Él volvió a la primera hoja y repasó la información. Realmente, al parecer, los Volpato habían conseguido encontrar casas que costaban muy poco. La signorina Elettra había indicado minuciosamente los metros cuadrados de cada «adquisición», y bastó a Brunetti un rápido cálculo para deducir que, por término medio, habían pagado el metro cuadrado a un precio declarado de un millón de liras por debajo del real. Aun dejando margen para las fluctuaciones de la inflación y de la disparidad entre el precio declarado y el real, indefectiblemente pagaban menos de la tercera parte del precio medio de la propiedad urbana que regía en Venecia.
Él la miró:
– ¿Debo suponer que en las otras hojas hay más de lo mismo? -preguntó.
Ella asintió.
– ¿Cuántas fincas?
– Más de cuarenta, y aún no he empezado a revisar las otras propiedades que figuran a nombre de otros Volpato que podrían ser parientes.

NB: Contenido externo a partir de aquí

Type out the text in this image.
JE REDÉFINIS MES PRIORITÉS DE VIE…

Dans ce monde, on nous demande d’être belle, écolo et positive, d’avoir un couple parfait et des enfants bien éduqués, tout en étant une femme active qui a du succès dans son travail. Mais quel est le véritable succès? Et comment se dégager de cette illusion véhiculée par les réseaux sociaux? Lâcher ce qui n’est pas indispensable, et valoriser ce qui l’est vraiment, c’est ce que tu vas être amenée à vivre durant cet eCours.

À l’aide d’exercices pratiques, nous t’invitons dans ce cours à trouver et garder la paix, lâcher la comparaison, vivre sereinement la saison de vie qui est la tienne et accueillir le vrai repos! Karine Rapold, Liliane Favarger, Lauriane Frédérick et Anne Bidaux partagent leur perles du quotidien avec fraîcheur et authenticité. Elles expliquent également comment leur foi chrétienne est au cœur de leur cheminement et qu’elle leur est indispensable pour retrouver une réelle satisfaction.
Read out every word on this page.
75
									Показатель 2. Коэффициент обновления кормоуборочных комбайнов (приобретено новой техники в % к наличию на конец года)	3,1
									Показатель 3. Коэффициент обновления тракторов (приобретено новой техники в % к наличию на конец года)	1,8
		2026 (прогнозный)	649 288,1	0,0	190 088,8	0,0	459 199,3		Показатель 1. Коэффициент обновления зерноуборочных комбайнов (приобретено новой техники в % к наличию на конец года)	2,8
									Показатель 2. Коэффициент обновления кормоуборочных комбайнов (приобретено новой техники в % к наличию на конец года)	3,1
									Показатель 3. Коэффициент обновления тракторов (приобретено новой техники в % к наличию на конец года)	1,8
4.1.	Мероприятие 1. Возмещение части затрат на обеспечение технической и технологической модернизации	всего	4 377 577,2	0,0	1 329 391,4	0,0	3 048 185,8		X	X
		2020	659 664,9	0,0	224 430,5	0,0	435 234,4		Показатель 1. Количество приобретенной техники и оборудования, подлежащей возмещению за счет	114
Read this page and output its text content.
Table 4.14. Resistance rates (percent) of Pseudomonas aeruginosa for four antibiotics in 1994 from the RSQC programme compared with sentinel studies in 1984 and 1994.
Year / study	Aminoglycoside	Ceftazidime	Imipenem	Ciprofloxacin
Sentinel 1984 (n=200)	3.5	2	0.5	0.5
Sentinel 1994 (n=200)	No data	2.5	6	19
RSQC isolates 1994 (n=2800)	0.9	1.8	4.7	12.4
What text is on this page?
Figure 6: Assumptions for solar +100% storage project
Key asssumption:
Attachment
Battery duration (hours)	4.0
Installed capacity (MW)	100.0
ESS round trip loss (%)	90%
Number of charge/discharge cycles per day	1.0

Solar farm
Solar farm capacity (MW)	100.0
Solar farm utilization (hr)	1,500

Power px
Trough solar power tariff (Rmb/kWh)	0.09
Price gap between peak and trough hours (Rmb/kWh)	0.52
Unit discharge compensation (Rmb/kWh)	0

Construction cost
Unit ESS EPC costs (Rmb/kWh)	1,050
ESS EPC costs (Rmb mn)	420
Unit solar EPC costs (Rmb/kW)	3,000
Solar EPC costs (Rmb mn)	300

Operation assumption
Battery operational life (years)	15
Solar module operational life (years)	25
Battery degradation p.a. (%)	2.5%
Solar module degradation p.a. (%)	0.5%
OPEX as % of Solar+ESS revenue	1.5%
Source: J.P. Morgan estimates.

– Ya -dijo él, volviendo a fijar la atención en los papeles. Ella había grapado a las últimas páginas los saldos de las cuentas bancarias individuales y también de varias cuentas conjuntas-. ¿Cómo puede conseguir esto…? -dijo Brunetti, pero al ver cómo ella mudaba de expresión, agregó-: ¿… con tanta rapidez?
– Amistades -fue la escueta respuesta. Y a continuación-: ¿Quiere que vea qué información puede darnos Telecom de sus llamadas?
Brunetti asintió, convencido de que ella ya habría iniciado el proceso. La signorina Elettra sonrió y salió del despacho, mientras Brunetti fijaba nuevamente la atención en los papeles y los números. Eran francamente asombrosos. Recordó la impresión que le habían causado los Volpato: personas incultas, sin posición social ni dinero. Y, no obstante, esos papeles le decían que poseían una fortuna enorme. Aunque no tuvieran alquiladas más que la mitad de sus propiedades -y en Venecia la gente no se dedicaba a acumular apartamentos para dejarlos vacíos- debían de rentarles entre veinte y treinta millones de liras mensuales, lo que mucha gente ganaba en todo un año. Parte de esa fortuna la tenían a buen recaudo en cuatro bancos y una suma aún mayor estaba invertida en bonos del Estado. Brunetti no era un gran entendido en el funcionamiento de la Bolsa de Milán, pero sabía cuáles eran los títulos más seguros, y los Volpato tenían cientos de millones invertidos en ellos. Aquella pareja de desharrapados. Recordó las raídas asas del bolso de plástico de la mujer, y los remiendos en la piel del zapato izquierdo del hombre. ¿Era un camuflaje para protegerse de posibles envidiosos o era avaricia patológica? Y, en todo esto, ¿dónde podía Brunetti hacer encajar el cuerpo destrozado de Franco Rossi, que había sido hallado mortalmente herido frente a un edificio propiedad de los Volpato?